Individual or institutional learning curves : the arterial switch operation in a mid-size center model
Objectives: Concept of “learning curve” is well known. But currently, suboptimal results due to learning curve are less tolerated by professional and public, especially in pediatric cardiac surgery. Furthermore, relationship between patient volume and results are matter of concern.
The aim of this study is the assessment of outcomes after arterial switch operation (ASO) in a mid-size center over time, then outcomes for each surgeon, to analyze relationship between institutional and individual surgical learning curves, and its consequences on patient safety.
Methods: We took ASO for transposition of great arteries (TGA) as a model of complex procedure requiring experience. We analyzed and compared mortality and morbidity rates at the institutional level and for each surgeon over time.
Results: From January 1985 to December 2008, 319 ASO were performed in our institution.
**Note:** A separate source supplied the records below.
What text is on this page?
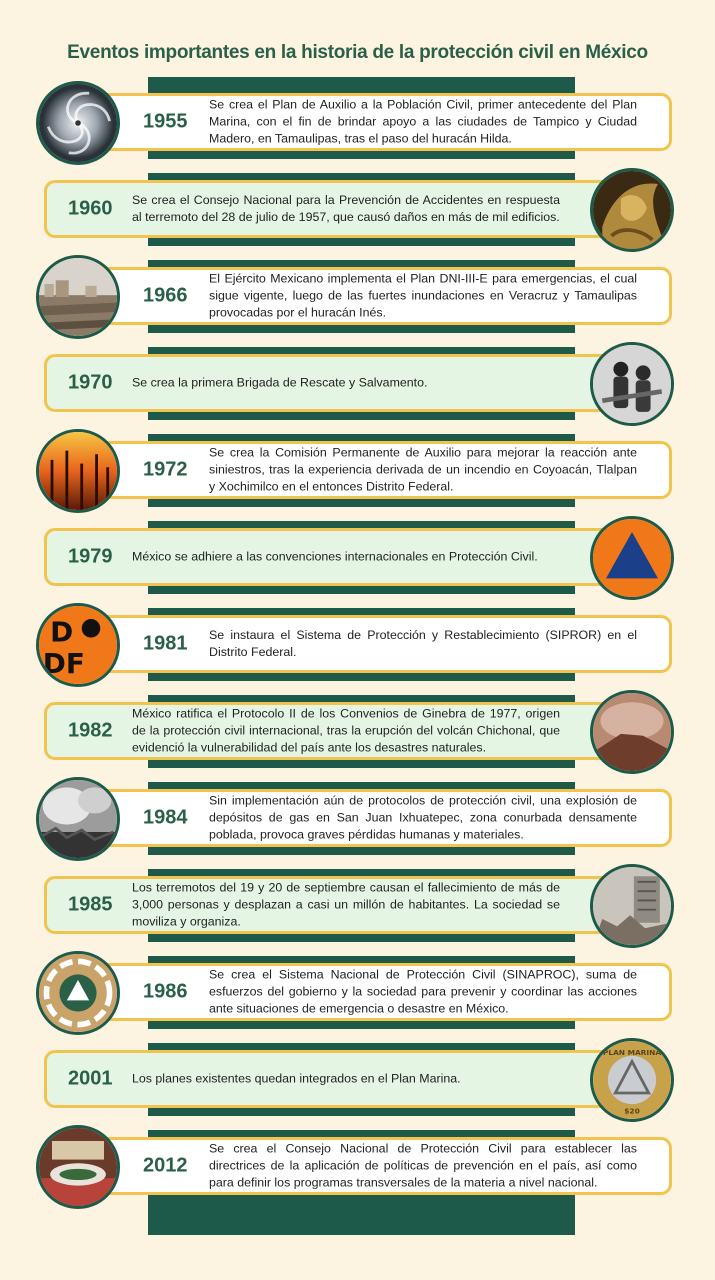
Eventos importantes en la historia de la protección civil en México
1955
Se crea el Plan de Auxilio a la Población Civil, primer antecedente del Plan Marina, con el fin de brindar apoyo a las ciudades de Tampico y Ciudad Madero, en Tamaulipas, tras el paso del huracán Hilda.
1960 Se crea el Consejo Nacional para la Prevención de Accidentes en respuesta al terremoto del 28 de julio de 1957, que causó daños en más de mil edificios.
1966
El Ejército Mexicano implementa el Plan DNI-III-E para emergencias, el cual sigue vigente, luego de las fuertes inundaciones en Veracruz y Tamaulipas provocadas por el huracán Inés.
1970 Se crea la primera Brigada de Rescate y Salvamento.
1972
Se crea la Comisión Permanente de Auxilio para mejorar la reacción ante siniestros, tras la experiencia derivada de un incendio en Coyoacán, Tlalpan y Xochimilco en el entonces Distrito Federal.
1979 México se adhiere a las convenciones internacionales en Protección Civil.
1981 Se instaura el Sistema de Protección y Restablecimiento (SIPROR) en el Distrito Federal.
D
DF
1982
México ratifica el Protocolo II de los Convenios de Ginebra de 1977, origen de la protección civil internacional, tras la erupción del volcán Chichonal, que evidenció la vulnerabilidad del país ante los desastres naturales.
1984
Sin implementación aún de protocolos de protección civil, una explosión de depósitos de gas en San Juan Ixhuatepec, zona conurbada densamente poblada, provoca graves pérdidas humanas y materiales.
1985
Los terremotos del 19 y 20 de septiembre causan el fallecimiento de más de 3,000 personas y desplazan a casi un millón de habitantes. La sociedad se moviliza y organiza.
1986
Se crea el Sistema Nacional de Protección Civil (SINAPROC), suma de esfuerzos del gobierno y la sociedad para prevenir y coordinar las acciones ante situaciones de emergencia o desastre en México.
2001 Los planes existentes quedan integrados en el Plan Marina.
PLAN MARINA
$20
2012
Se crea el Consejo Nacional de Protección Civil para establecer las directrices de la aplicación de políticas de prevención en el país, así como para definir los programas transversales de la materia a nivel nacional.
Institutional mortality rate decreased from 27,7% to 3% (p<0,05) over these 23 years, with a rapid decrease in the 5 first years, time of “learning curve” of surgery and post-operative care. The same evolution was found for the first surgeon, whom performed ASO since 1985. On the other hand, a second surgeon, with the mentorship of the first, and subsequently a third surgeon, experienced a low rate of mortality since their beginnings, in 1990 and 2003 respectively, and institutional mortality rate continued to decrease.
Conclusions: Mentorship, even in a mid-size institution, can offset the lack of experience of young surgeons, allowing them to perform their learning curve without adverse effects on patient safety.